A GMB member who was exposed to dangerous levels of noise in the workplace for over three decades has been compensated.

Stanley Owston, 67, from Hull has received £4,000 in damages after suffering occupational deafness.

He now uses a hearing aid as a result of the condition, caused by excessive noise.

His hearing became damaged when working for National Grid, as an assistant distribution fitter from 1963 until the early 1990s.

No hearing protection provided

He worked with a number of noisy tools including jackhammers and compressors but wasn’t provided with hearing protection until the mid 1980s. Even then, no instruction or advice was given on the dangers of excessive noise.

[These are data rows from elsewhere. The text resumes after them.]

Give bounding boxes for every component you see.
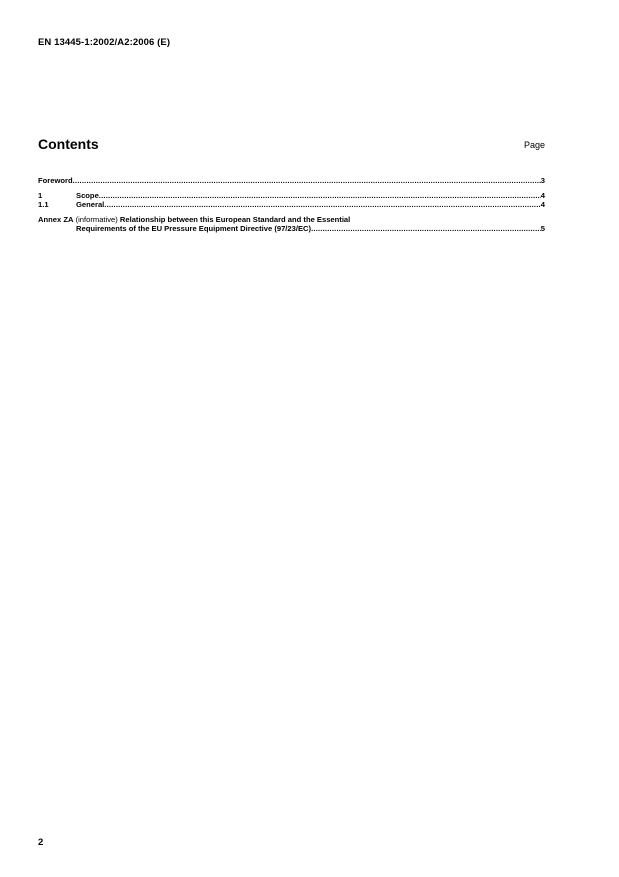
page-number: 2 [38,837,44,848]
toc-entry-number: 1.1 [38,200,49,209]
toc-leader-dots [311,224,541,233]
annex-title-line-2 [38,224,545,233]
contents-heading: Contents [38,136,99,152]
toc-entry-page: 4 [540,200,545,209]
annex-label: Annex ZA [38,215,74,224]
toc-leader-dots [104,200,540,209]
table-of-contents [38,176,545,233]
toc-entry-page: 3 [540,176,545,185]
annex-title-line-1 [38,215,545,224]
toc-entry-page: 5 [540,224,545,233]
annex-qualifier: (informative) [73,215,120,224]
annex-title-part-1: Relationship between this European Standard and the Essential [119,215,351,224]
toc-entry-title: Scope [76,191,99,200]
document-header: EN 13445-1:2002/A2:2006 (E) [38,37,171,48]
toc-entry-title: Foreword [38,176,73,185]
toc-entry-general[interactable] [38,200,545,209]
toc-entry-title: General [76,200,105,209]
annex-title-part-2: Requirements of the EU Pressure Equipment Directive (97/23/EC) [76,224,312,233]
toc-entry-foreword[interactable] [38,176,545,185]
toc-leader-dots [73,176,541,185]
toc-entry-number: 1 [38,191,43,200]
toc-entry-annex-za[interactable] [38,215,545,233]
page-column-label: Page [523,140,545,150]
toc-leader-dots [99,191,541,200]
toc-entry-page: 4 [540,191,545,200]
toc-entry-scope[interactable] [38,191,545,200]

Mr Owston was advised to pursue compensation by his doctor following an audiogram in December 2006, which confirmed he had noise induced hearing loss in both ears.

He contacted his union, the GMB who instructed their lawyers Thompsons Solicitors.

National Grid admitted liability and a settlement was agreed out of court.

Deafness caused by work

Mr Owston, who is now retired, said: “When the doctor told me my ears were damaged he asked me where I had worked. He said that my deafness was without a doubt caused by my work.

“During the 1960s we didn’t wear any protection on our ears and even after that it was never consistently enforced. We were never warned that we might become deaf as a result of our work. I should not have been put in a situation where my health could suffer. By claiming compensation I wanted to warn others to demand adequate protection for their ears when working in a noisy environment.”

Andy Worth from the GMB said: “Many of our members have been negligently exposed to excessive levels of noise in the workplace by their employers, particularly those working on the highways or in manufacturing. Sadly even with the knowledge and the safety equipment available it continues today.

“It is only right that those deafened through their employer’s negligence should be compensated for the long term damage to their hearing.”

Carol Wild from Thompsons Solicitors added: “Employers have duty of care to ensure their employees are safeguarded against all dangers at work including excessive noise levels. Loss of hearing is sometimes thought to be a hazard of the job, if the employers provided no or no adequate protection it isn’t ‘just one of those things’, its negligent and compensatable.”